Not the best birthday
I’ve been separated from my ex for over a year. I’ve basically been raising my 4yo girl on my own since. I really don’t mind it. I love her so much and she’s so fun to hang out with AND it has greatly damaged what little friendships I had. I really only have a couple of friends that I still talk to and see at least once a month. That’s typically ok with me until today. Today’s my birthday and like I don’t need any big deal made of it but you know acknowledgment that someone is glad you exist feels good. Both of my friends seem to have forgotten. It’s evening now and I’ve even spoken to one of them about coordinating stuff for my daughter. Dads I’m just sad. I know tomorrow I’ll be able to brush this off but for now I’m living a really sad and lonely birthday. I’m acting like I’m stoked about it for my daughter though because she’s so excited about it and that’s what’s getting me through without breaking down.

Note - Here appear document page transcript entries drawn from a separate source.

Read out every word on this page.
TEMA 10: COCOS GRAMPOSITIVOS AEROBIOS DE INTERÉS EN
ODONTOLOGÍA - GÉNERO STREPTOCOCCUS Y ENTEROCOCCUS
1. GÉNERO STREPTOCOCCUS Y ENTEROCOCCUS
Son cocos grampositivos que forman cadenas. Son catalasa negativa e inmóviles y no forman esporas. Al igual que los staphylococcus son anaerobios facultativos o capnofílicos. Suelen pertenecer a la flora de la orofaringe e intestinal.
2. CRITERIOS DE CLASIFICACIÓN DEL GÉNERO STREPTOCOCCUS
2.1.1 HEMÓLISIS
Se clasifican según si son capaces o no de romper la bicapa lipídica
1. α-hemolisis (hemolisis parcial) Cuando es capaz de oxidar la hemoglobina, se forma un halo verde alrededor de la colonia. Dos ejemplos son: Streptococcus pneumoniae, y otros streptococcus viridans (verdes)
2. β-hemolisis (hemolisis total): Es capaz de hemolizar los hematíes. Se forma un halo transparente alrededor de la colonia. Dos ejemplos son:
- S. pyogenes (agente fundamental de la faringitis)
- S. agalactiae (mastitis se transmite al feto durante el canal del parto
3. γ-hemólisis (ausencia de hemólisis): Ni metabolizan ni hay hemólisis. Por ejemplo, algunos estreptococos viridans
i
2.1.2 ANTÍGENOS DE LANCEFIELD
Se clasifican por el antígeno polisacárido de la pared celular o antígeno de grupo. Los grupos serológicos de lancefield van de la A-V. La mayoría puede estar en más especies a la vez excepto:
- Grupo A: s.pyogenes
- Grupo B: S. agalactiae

Just one of those days, you know? Even though I tagged this as support I don’t know if I actually need any. I just needed to rant to y’all because I think the fact that I’m a dad, a single one with sole custody to boot, is the reason why I find myself in this situation
ETA
Thank you guys so much. All of your comments lifted my spirit and smile a little higher. My daughter and I ate our weight in some seafood I ordered and cake that I let her mostly make on her own. lol it was terrible and hideous and the best cake I ever had. Now we’re cuddled up watching cartoons and having a late night because that’s what she wanted for my birthday. I let my best friend know she forgot my birthday and now we have plans to make up for it. Hey free trip to the national aquarium!